Op-Ed: A new strain of “techie evangelism”

Opinion by Tiffany Li
Sept. 29, 2011, 12:27 a.m.

Meet the Startup Kid. The Startup Kid is the Organization Kid that speed-reads “The Organization Kid” — Organization Kid 2.0, if you will.

The Startup Kid pursues his life with a kind of intellectual, deliberate interest, somehow emotionally detached even as he runs charity 5Ks and takes pottery. You get the feeling that somewhere there’s a list where he needs to cross off: “Enjoy various athletic and artistic pursuits” and “Achieve minimum viable soul.”

The Startup Kid’s heroes are Steve Jobs, Gandhi and the Instagram guys. The Startup Kid, like the Organization Kid, wants to be in the top one percent, but a .01 percent implementer, or a .01 percent-design thinker or a .01 percent-paradigm shifter. His brain seems to have, by and large, become a whiteboard covered in graphs going upwards, and everything and everyone has their own color-coded post-it. Startup Kids are creative and therefore don’t need the more obvious gold stickers of their Wall Street or consultancy counterparts, but don’t think they’re not ambitious. By striving for the nebulous, the Startup Kid aims to be ubiquitous; he doesn’t want to be the Man — he wants to be the System, the Platform, the context for everything his smaller-minded classmates will do.
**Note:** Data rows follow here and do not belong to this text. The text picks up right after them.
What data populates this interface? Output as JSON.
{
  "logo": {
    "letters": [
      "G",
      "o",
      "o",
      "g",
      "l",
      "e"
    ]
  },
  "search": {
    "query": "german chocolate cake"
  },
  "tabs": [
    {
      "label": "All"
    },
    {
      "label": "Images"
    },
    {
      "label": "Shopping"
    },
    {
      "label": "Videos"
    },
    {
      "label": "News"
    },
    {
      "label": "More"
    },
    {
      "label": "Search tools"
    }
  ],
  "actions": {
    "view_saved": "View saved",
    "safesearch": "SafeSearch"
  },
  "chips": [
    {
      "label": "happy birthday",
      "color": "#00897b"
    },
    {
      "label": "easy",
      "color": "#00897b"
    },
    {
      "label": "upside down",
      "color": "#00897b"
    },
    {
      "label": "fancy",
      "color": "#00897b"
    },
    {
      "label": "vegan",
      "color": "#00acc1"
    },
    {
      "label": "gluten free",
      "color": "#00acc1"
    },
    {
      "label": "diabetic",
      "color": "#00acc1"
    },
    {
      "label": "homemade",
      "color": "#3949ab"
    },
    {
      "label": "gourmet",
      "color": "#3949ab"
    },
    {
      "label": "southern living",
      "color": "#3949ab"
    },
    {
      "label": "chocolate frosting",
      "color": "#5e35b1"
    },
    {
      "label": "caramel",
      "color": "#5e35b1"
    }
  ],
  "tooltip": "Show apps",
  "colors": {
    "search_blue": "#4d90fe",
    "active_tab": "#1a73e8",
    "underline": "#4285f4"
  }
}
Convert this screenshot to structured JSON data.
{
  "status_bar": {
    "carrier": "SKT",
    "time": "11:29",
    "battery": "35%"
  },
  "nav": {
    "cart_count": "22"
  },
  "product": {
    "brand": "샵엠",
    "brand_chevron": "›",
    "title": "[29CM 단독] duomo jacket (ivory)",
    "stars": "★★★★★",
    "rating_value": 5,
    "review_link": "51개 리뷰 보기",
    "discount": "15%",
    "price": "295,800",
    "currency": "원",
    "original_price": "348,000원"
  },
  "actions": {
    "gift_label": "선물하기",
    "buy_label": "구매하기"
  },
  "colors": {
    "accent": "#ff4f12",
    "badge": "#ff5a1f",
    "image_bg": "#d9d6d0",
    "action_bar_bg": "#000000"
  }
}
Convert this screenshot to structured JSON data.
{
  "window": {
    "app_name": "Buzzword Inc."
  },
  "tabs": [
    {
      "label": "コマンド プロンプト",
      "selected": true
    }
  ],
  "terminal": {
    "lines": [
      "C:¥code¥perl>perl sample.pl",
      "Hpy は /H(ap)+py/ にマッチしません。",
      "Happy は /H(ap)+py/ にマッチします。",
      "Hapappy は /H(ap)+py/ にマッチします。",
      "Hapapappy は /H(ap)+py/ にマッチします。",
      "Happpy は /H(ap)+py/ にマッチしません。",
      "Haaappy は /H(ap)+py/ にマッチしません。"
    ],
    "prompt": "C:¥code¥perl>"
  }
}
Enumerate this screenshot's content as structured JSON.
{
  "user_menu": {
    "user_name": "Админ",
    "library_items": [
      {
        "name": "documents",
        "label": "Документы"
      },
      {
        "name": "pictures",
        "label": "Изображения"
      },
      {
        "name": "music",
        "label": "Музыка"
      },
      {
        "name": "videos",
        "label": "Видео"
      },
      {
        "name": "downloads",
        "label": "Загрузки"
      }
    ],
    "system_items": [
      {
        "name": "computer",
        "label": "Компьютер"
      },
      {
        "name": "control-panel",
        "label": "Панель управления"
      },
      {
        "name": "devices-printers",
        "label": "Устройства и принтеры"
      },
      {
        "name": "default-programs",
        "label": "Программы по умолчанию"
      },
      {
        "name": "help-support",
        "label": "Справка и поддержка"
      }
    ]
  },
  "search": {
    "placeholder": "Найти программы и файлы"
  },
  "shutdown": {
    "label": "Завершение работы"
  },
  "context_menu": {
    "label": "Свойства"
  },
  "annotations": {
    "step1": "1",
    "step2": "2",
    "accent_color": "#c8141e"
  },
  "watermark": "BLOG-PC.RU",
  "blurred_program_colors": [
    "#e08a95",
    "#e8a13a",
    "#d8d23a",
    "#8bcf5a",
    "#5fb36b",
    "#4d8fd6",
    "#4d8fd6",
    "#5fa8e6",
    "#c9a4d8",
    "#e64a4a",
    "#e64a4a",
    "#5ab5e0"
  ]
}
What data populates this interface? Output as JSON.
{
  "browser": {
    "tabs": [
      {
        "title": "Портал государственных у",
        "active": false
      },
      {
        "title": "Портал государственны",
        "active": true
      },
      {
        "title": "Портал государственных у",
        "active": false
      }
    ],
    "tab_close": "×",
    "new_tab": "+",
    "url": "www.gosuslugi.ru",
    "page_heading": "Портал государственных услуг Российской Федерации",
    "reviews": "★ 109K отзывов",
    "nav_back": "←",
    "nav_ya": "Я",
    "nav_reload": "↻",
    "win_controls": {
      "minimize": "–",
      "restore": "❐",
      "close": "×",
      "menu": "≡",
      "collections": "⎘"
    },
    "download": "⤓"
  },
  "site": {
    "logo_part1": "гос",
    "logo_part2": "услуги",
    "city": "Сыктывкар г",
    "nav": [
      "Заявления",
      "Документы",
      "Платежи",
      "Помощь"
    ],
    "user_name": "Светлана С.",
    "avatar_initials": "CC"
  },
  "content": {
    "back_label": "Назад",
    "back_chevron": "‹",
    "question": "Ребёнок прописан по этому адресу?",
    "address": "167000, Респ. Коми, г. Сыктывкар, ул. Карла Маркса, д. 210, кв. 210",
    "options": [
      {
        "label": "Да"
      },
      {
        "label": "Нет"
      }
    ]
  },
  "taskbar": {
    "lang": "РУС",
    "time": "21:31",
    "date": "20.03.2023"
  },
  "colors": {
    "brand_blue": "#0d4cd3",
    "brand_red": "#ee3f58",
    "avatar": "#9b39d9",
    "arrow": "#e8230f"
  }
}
The Startup Kid believes in data and metrics. Nothing is unquantifiable, and at the very least there’s some data visualization software for it. Self-discovery? There’s an app for that. Empathy? It can be learned in a workshop. His view of history is profoundly teleological, not that he thinks much of history. The Startup Kid doesn’t have enough time for history. The Startup Kid feeds history, national flavor, cultural quirks, into the same lean-mean-winning-machine as whimsy, romance, spontaneity, gesture, immaturity, joy, personal development — these are sacrificed for ambition presented so wholesomely we often fail to appreciate its ferocity.

This certain kind of ambition is, I believe, currently being expressed in the ASSU Executive. This is not to say The Startup Kid is a real person or that he is part of the ASSU — but the attitude is real, and present.

The Project Management and Implementation team aims to make the ASSU “an omnipresent, ultra-efficient powerhouse,” according to its official “blueprint.” Everyone from the Health and Wellness team to the Asian and Pacific Islander community team wants to use or build a new kind of app, as stated in their blueprints. The Food team is holding a hackathon. The Co-Chairs of Entrepreneurship want to identify qualifying student entrepreneurs and treat them like athletes — giving them “excused absences when travelling to business-related events,” as quoted in the Chair of Entrepreneurship “E 2.0” outline.

According to the Chair of Technology’s outline, the team wants to “gamify” your Stanford experience, giving you, say, “turn in homework +10.”

Design thinking is given its own chair and seems to be a slice of everyone’s plan, as does hyper-aggressive marketing (question: does good government need to be marketed?). Several teams mention using the ASSU’s email capabilities to send out mass event promotions. The ASSU hopes to establish a strategy that sends “targeted” emails to, say, “Nebraskan athletes,” according to the Project Management and Implementation blueprint.

But this is not just about the sanctity of my inbox. This is about the fact that in response to complaints about the length of his emails, the VP created the position Director of Internal Review, according to Co-Chair of Entrepreneurship Dan Thompson in a previous interview with The Daily. This sounds to me like creating a sound-pollution task force because your neighbor asked you to use headphones.

But what bothers me most about the ASSU is the vagueness of everything it wants to accomplish. I know “vagueness” doesn’t sound very nefarious, but the more vague the goal, the fewer limits an organization has upon it. Take the war on poverty for instance — never going to end, so can justify anything. Might not the ASSU declare a war on apathy? Loneliness? Non-entrepreneurialism?

Entrepreneurship is a word so vague that it alternates between being totally meaningless and the meaning of life. It encompasses an activity, a methodology, a mindset and even a lifestyle — wide-ranging in the problems it can solve and, for many, completely absorbing. But it’s worth remembering that this world of whiteboards, sticky notes, jeans and blazers, arrogant hashtags, crowdsourced-design-thinking-in-Ikea-chairs-of-scalable-minimum-fundable-awesome 2.0 projects is very, very small and very, very specific. We need perspective and humility.

You can’t really make mistakes living off of a to-do list. You can’t really get your hands dirty experiencing life through a computer screen. You cannot hack life. You cannot conjure community. And you can’t fake selflessness.